By the early 2000s, my body was starting to wear out. I also recognised that I had done all those wonderful long walks without ever exploring my own backyard properly. So I set out to put that right by photographing the Stroud Valleys and their adjacent hilltops. I photographed landscapes and anything interesting, including the very last working hydraulic ram in Gloucestershire, readily located by the regular thump of the water-hammer. Particular targets were to photograph every mill, church and pub.
The survey took three years to complete. I then printed the photos, suitably captioned, in six volumes.

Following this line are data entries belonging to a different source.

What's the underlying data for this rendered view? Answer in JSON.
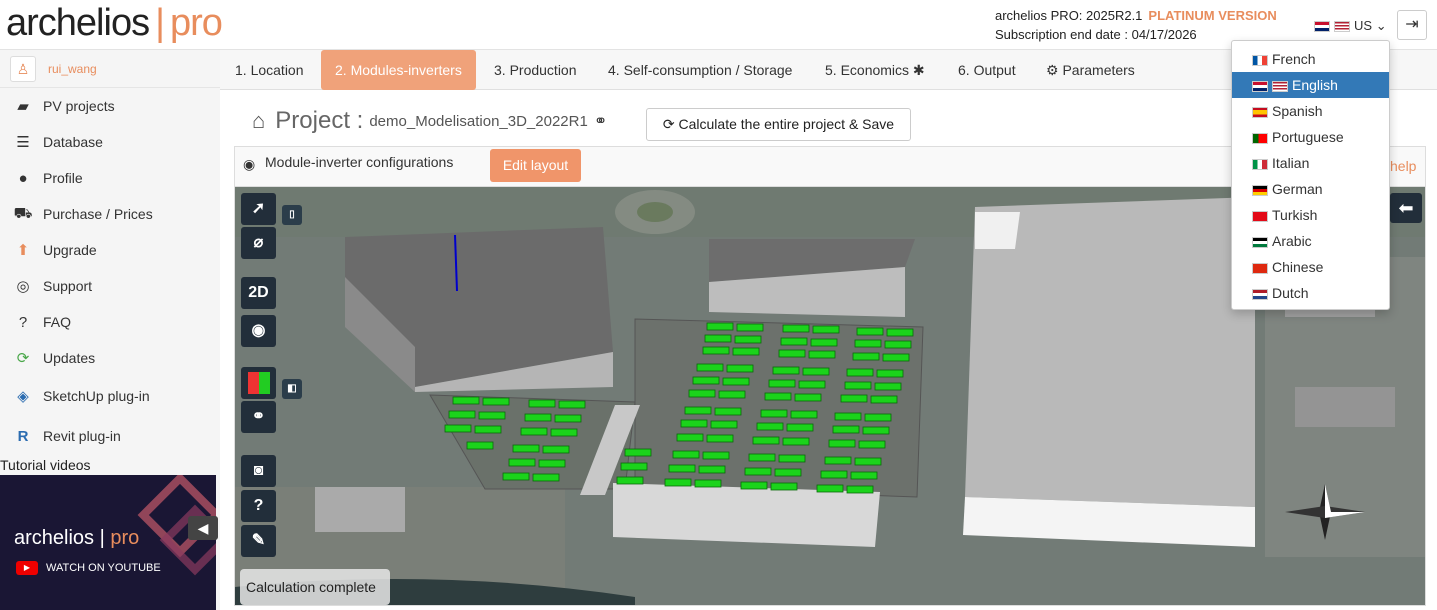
{
  "header": {
    "logo_main": "archelios",
    "logo_sep": "|",
    "logo_pro": "pro",
    "version_text": "archelios PRO: 2025R2.1",
    "edition": "PLATINUM VERSION",
    "subscription": "Subscription end date : 04/17/2026",
    "language_code": "US",
    "logout_icon": "logout-icon"
  },
  "sidebar": {
    "user": "rui_wang",
    "items": [
      {
        "label": "PV projects",
        "icon": "folder-icon"
      },
      {
        "label": "Database",
        "icon": "database-icon"
      },
      {
        "label": "Profile",
        "icon": "user-icon"
      },
      {
        "label": "Purchase / Prices",
        "icon": "cart-icon"
      },
      {
        "label": "Upgrade",
        "icon": "arrow-up-icon"
      },
      {
        "label": "Support",
        "icon": "lifebuoy-icon"
      },
      {
        "label": "FAQ",
        "icon": "question-icon"
      },
      {
        "label": "Updates",
        "icon": "refresh-icon"
      },
      {
        "label": "SketchUp plug-in",
        "icon": "sketchup-icon"
      },
      {
        "label": "Revit plug-in",
        "icon": "revit-icon"
      }
    ],
    "tutorial_label": "Tutorial videos",
    "video_logo_main": "archelios",
    "video_logo_pro": "pro",
    "video_caption": "WATCH ON YOUTUBE"
  },
  "tabs": [
    {
      "label": "1. Location"
    },
    {
      "label": "2. Modules-inverters"
    },
    {
      "label": "3. Production"
    },
    {
      "label": "4. Self-consumption / Storage"
    },
    {
      "label": "5. Economics ✱"
    },
    {
      "label": "6. Output"
    },
    {
      "label": "Parameters"
    }
  ],
  "project": {
    "label": "Project :",
    "name": "demo_Modelisation_3D_2022R1",
    "calc_button": "Calculate the entire project & Save"
  },
  "subbar": {
    "title": "Module-inverter configurations",
    "edit_button": "Edit layout",
    "help": "help"
  },
  "viewport": {
    "tools": [
      "2D"
    ],
    "status": "Calculation complete"
  },
  "languages": {
    "selected": "English",
    "options": [
      "French",
      "English",
      "Spanish",
      "Portuguese",
      "Italian",
      "German",
      "Turkish",
      "Arabic",
      "Chinese",
      "Dutch"
    ]
  },
  "colors": {
    "accent": "#e88d5d",
    "active_tab": "#f0a27a",
    "dropdown_active": "#3379b7",
    "toolbar": "#222e3a"
  }
}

I enjoyed the exercise and getting to know the Stroud Valleys, but the printed volumes attracted very little interest from friends, family and acquaintances until I offered the mills to the Stroudwater Textile Trust. What you see here is not a full history of the mills, nor is it a complete survey of every local mill that ever existed. Some mills are hidden on private property; others have disappeared completely, overgrown by woods and jungle. Some I simply missed or failed to recognise.
To explore the mills of the Stroud Valleys today, you might start with the Frome Valley from Chalford to Whitminster, walking in comfortable stages along the canal towpath with excursions to any mills a little way from the canal. Another fine walk is from Horsley to Ruskin Mill past the training grounds and fish ponds of the Ruskin Mill Trust. The minor valleys can be more demanding to walk, requiring boots, maps and sometimes a machete through landscapes that can scarcely have changed much in a thousand years. Please enjoy this dip into the past when Stroud broadcloth was renowned throughout the world.